The toughest thing for the engineering team here at Flex is choosing how to spend our time. We have a rapidly growing customer base with a diverse range of opinions on what our development priorities should be. We have a massive backlog of new features folks would like to see implemented and when we work on arcane system or architectural issues, it always feels like we're stealing time from something more tangible that a customer has specifically asked for. We estimate that only 10% of our customers are using Flex in a way that makes the performance issues a factor in their day to day operations. So, by focusing on performance now one can make the argument that we're giving 90% of our customers short shrift by delaying work on Fast Track issues or new features.
But, sometimes you just have to stop and pay the piper. It think that's where we're at. I think all our customers will benefit from the performance boost - although some may prefer a slower system to one without multi-session event planning, for example.

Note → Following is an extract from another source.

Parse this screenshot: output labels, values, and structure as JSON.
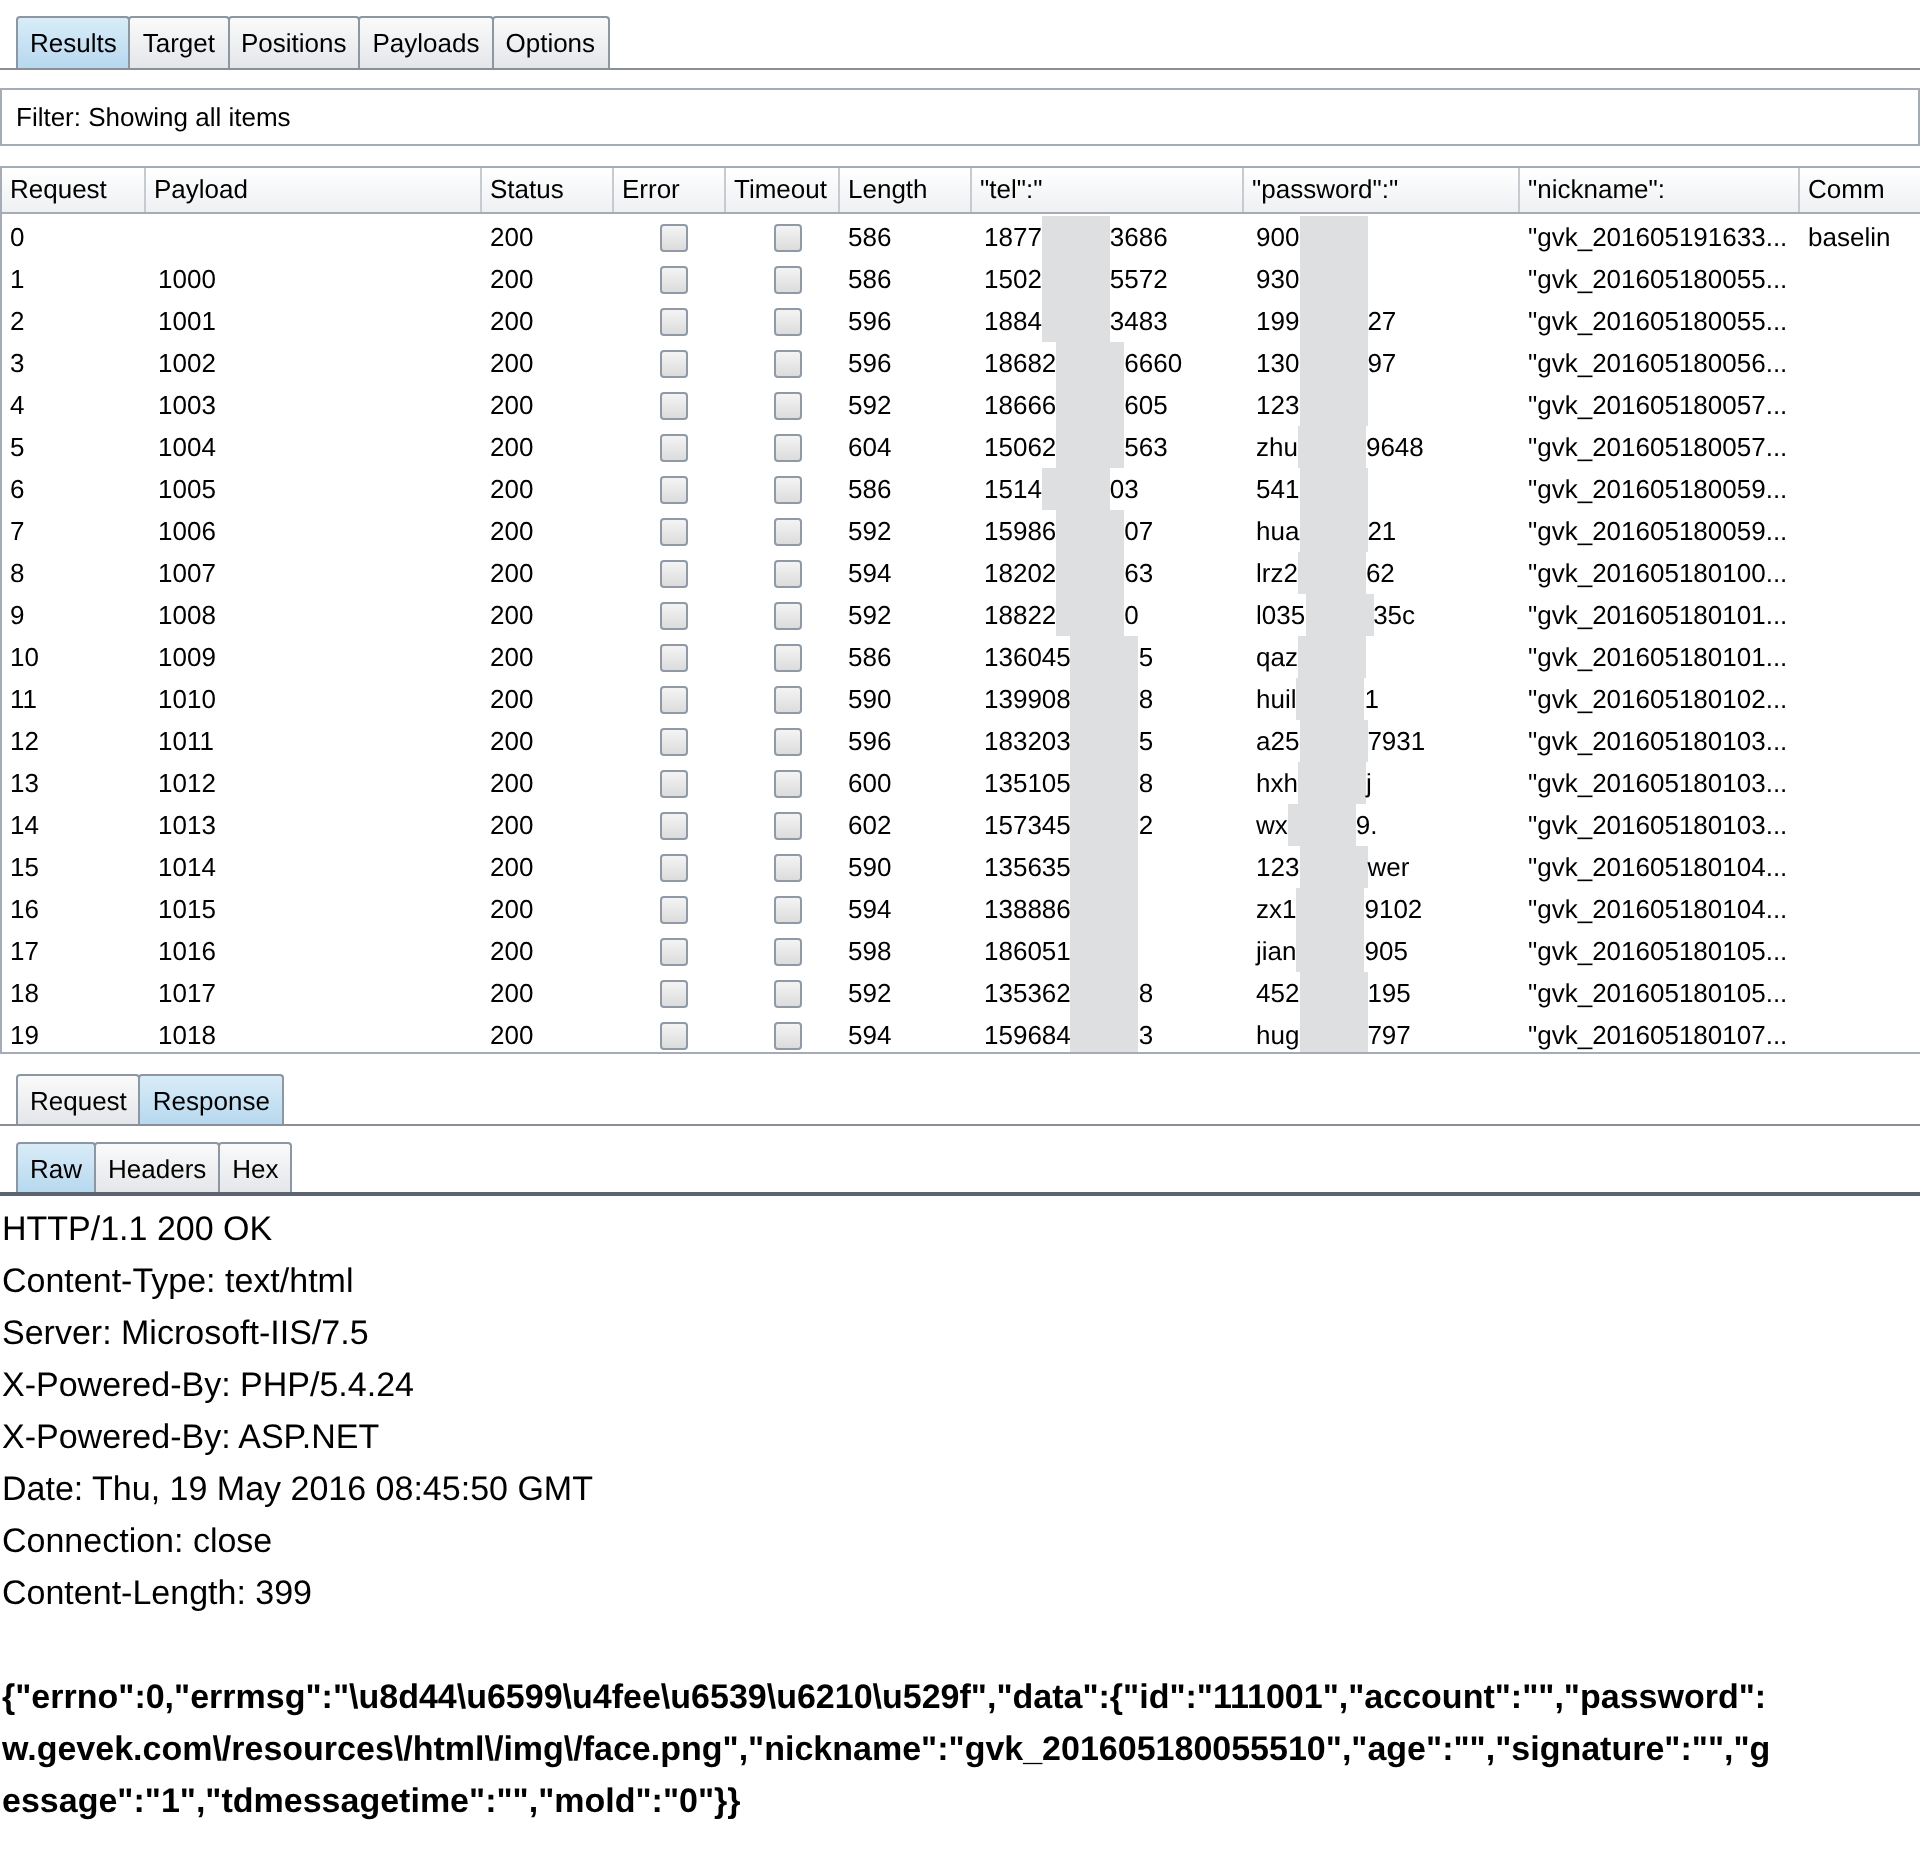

I for one think it's smart to stop occasionally and take a hard look at performance, giving yourself enough time to take an uncompromising view of the issue. I'm hesitant to mention the performance targets we've set for the next few weeks in fear that we might not be able to reach them, but they are aggressive. The goal is not just to make Flex a little faster, but orders of magnitude faster. The good news is we know what's slow and the techniques for speeding those things up are well known. They just take memory - either locally or in a remote cache.